The Strange Story Of The Masked Wrestler Who Brought Park Golf To The United States


On January 7th, 1984, Dick Beyer — AKA “The Destroyer,” AKA “Dr. X” —
wrestled an extremely bland Mike Davis on a television taping of Championship Wrestling From Florida, in one of the most head-scratching matches I’ve ever seen.

But it’s not nearly as bananas as The Destroyer/Dr. X’s second career, after he left wrestling behind him.

In this nearly seven-minute match, at no point am I ever sure exactly what kind of match this is supposed to be. Is it to get the Bitchy Resting Face Ryan Hitchcock version of Mike Davis over with only-big-toe-connecting dropkicks and thigh-gap-landing sentons? Is it meant to be a technically sound amateur mat wrestling match where only one guy does any wrestling holds? Is this some sort of bizarre reverse squash? It’s like two matches happening at the same time, and ends up being no match at all.
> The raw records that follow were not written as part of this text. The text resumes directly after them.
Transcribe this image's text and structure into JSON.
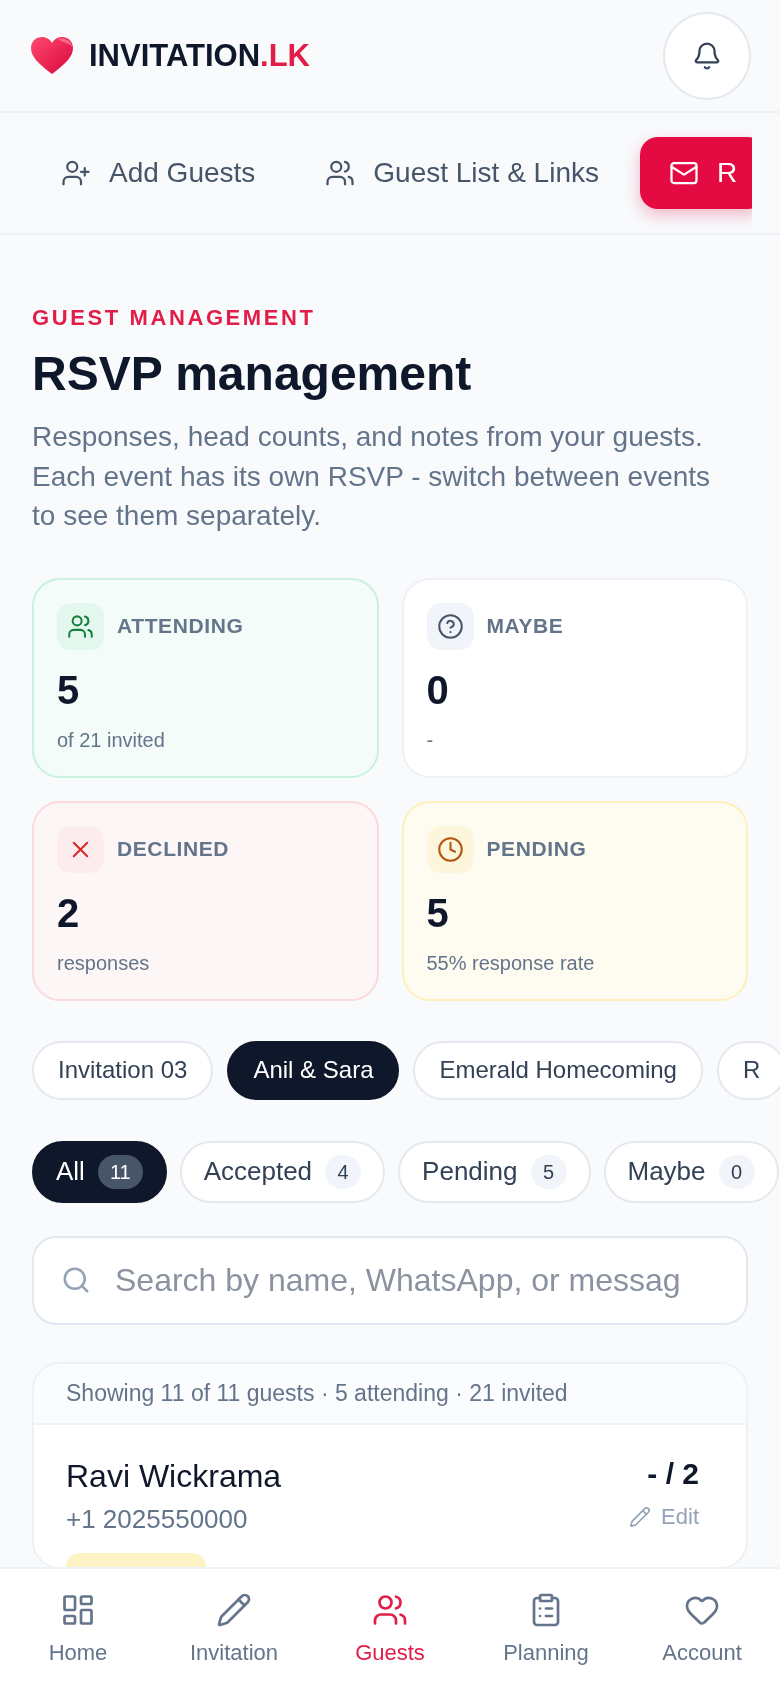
{
  "header": {
    "brand": "INVITATION",
    "brand_suffix": ".LK"
  },
  "tabs": [
    {
      "label": "Add Guests",
      "selected": false
    },
    {
      "label": "Guest List & Links",
      "selected": false
    },
    {
      "label": "R",
      "selected": true
    }
  ],
  "intro": {
    "eyebrow": "GUEST MANAGEMENT",
    "title": "RSVP management",
    "description": "Responses, head counts, and notes from your guests. Each event has its own RSVP - switch between events to see them separately."
  },
  "stats": [
    {
      "kind": "attending",
      "label": "ATTENDING",
      "value": "5",
      "note": "of 21 invited"
    },
    {
      "kind": "maybe",
      "label": "MAYBE",
      "value": "0",
      "note": "-"
    },
    {
      "kind": "declined",
      "label": "DECLINED",
      "value": "2",
      "note": "responses"
    },
    {
      "kind": "pending",
      "label": "PENDING",
      "value": "5",
      "note": "55% response rate"
    }
  ],
  "events": [
    {
      "label": "Invitation 03",
      "selected": false
    },
    {
      "label": "Anil & Sara",
      "selected": true
    },
    {
      "label": "Emerald Homecoming",
      "selected": false
    },
    {
      "label": "R",
      "selected": false
    }
  ],
  "filters": [
    {
      "label": "All",
      "count": "11",
      "selected": true
    },
    {
      "label": "Accepted",
      "count": "4",
      "selected": false
    },
    {
      "label": "Pending",
      "count": "5",
      "selected": false
    },
    {
      "label": "Maybe",
      "count": "0",
      "selected": false
    }
  ],
  "search": {
    "placeholder": "Search by name, WhatsApp, or messag"
  },
  "guest_list": {
    "summary": "Showing 11 of 11 guests · 5 attending · 21 invited",
    "guests": [
      {
        "name": "Ravi Wickrama",
        "phone": "+1 2025550000",
        "head_count": "- / 2",
        "action": "Edit",
        "kind": "pending"
      }
    ]
  },
  "bottom_nav": [
    {
      "label": "Home",
      "selected": false
    },
    {
      "label": "Invitation",
      "selected": false
    },
    {
      "label": "Guests",
      "selected": true
    },
    {
      "label": "Planning",
      "selected": false
    },
    {
      "label": "Account",
      "selected": false
    }
  ]
}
It’s the wrestling equivalent of the Norm MacDonald joke about two sports that don’t go together.

Did both Dr. X and Mike Davis have backstage heat and they sent them out there as punishment? It’s super impressive to me that a little over a year later, one of these guys was one half of a crazy-over tag team that was tearing it up in the NWA in a tag match with the Ragin’ Bull and Magnum TA. And it isn’t the guy in the cool mask.

So whatever became of Dr. X? Well, Dr. X semi-retired in 1984, and then waited nearly three decades before he entered into his other mix-and-match sports endeavor. In 2013, he opened Destroyer Park Golf in Akron, New York. Because when you think of golf, you think of a terrifying old-school masked wrestler.

That is amazing. That is a local news report about an octogenarian masked wrestler introducing a Japanese mash-up of croquet and mini-golf to America. Beyer runs Destroyer Park Gold with his daughter, which sits on land he owns, two houses down from where he lives.